The big change will be a cap on total allowable emissions, he says. The cap will be a sinking lid, lowering every five years. This is would correct a key flaw in the ETS: being a cap-and-trade scheme with no cap.
Part of the consultation the minister refers to has been with the Forestry Reference Group set up in 2016 and composed of seven wise men with a lot of experience of the industry including carbon forestry, farm forestry, Māori forestry and participation in the ETS.
Their final report, delivered last November, provides a reality check for more enthusiastic views of how forestry, via the ETS, can contribute to a low carbon future.
They make the important point that a changing climate itself will change, and perhaps quite quickly, what it is possible and commercially attractive to grow in New Zealand, so that flexibility of land use will be increasingly important and valuable.
"However, forestry is inflexible: trees grow slowly and forest management cannot respond quickly to market changes," the group's report says.

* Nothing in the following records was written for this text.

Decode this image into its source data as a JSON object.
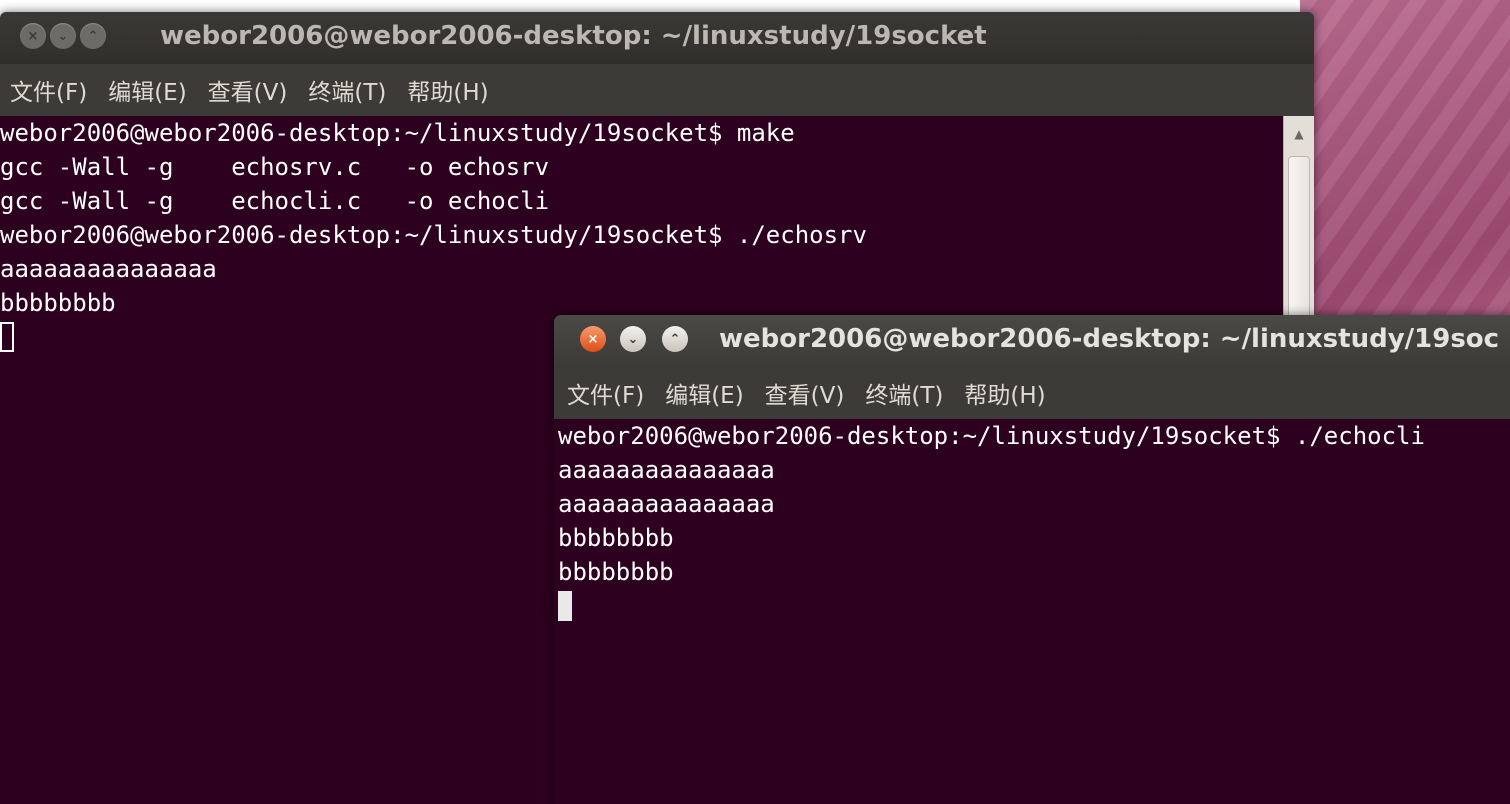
{
  "window1": {
    "title": "webor2006@webor2006-desktop: ~/linuxstudy/19socket",
    "buttons": {
      "close": "×",
      "minimize": "⌄",
      "maximize": "⌃"
    },
    "menu": [
      "文件(F)",
      "编辑(E)",
      "查看(V)",
      "终端(T)",
      "帮助(H)"
    ],
    "lines": [
      "webor2006@webor2006-desktop:~/linuxstudy/19socket$ make",
      "gcc -Wall -g    echosrv.c   -o echosrv",
      "gcc -Wall -g    echocli.c   -o echocli",
      "webor2006@webor2006-desktop:~/linuxstudy/19socket$ ./echosrv",
      "aaaaaaaaaaaaaaa",
      "bbbbbbbb"
    ],
    "scroll_up_icon": "▲"
  },
  "window2": {
    "title": "webor2006@webor2006-desktop: ~/linuxstudy/19soc",
    "buttons": {
      "close": "×",
      "minimize": "⌄",
      "maximize": "⌃"
    },
    "menu": [
      "文件(F)",
      "编辑(E)",
      "查看(V)",
      "终端(T)",
      "帮助(H)"
    ],
    "lines": [
      "webor2006@webor2006-desktop:~/linuxstudy/19socket$ ./echocli",
      "aaaaaaaaaaaaaaa",
      "aaaaaaaaaaaaaaa",
      "bbbbbbbb",
      "bbbbbbbb"
    ]
  },
  "colors": {
    "terminal_bg": "#2c001e",
    "titlebar": "#3c3b37",
    "close_button": "#dc4d18"
  }
}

"Also, before they can change land use pre-1990 forest owners — and post-1989 forest owners who join the ETS and sell their land use flexibility (in the form of New Zealand units) — must repurchase that right at an unknown future cost. Only post-1989 forest owners who stay out of the ETS or bank their NZUs can change their land use without penalty."
Other factors also confound the potential for the ETS to encourage afforestation, the group warns.
"These include the reluctance of farmers to change land use, uncertainty around carbon prices, high land prices and [regulatory] controls on forest establishment and harvesting. Unless these factors are addressed in ways that fairly spread the sectoral costs it is unlikely we will plant anything like the area of trees suggested in zero-carbon models."
They do not dispute that high carbon prices will encourage both new planting on land farmers own and the reversion of marginal land to native species.
But they also point to the fact that less than 20 per cent of commercial plantation forests are active participants in the ETS. "Although high carbon prices will encourage more landowners to register forests in the ETS and sell carbon, those who own flexible land will value it more highly and demand more for it, pushing up land prices."
These are all good reasons to heed the central warning in Upton's report.
The international accounting rules that allowed us to net off carbon sequestered in the first generation of trees in a new forest could only ever buy us some time.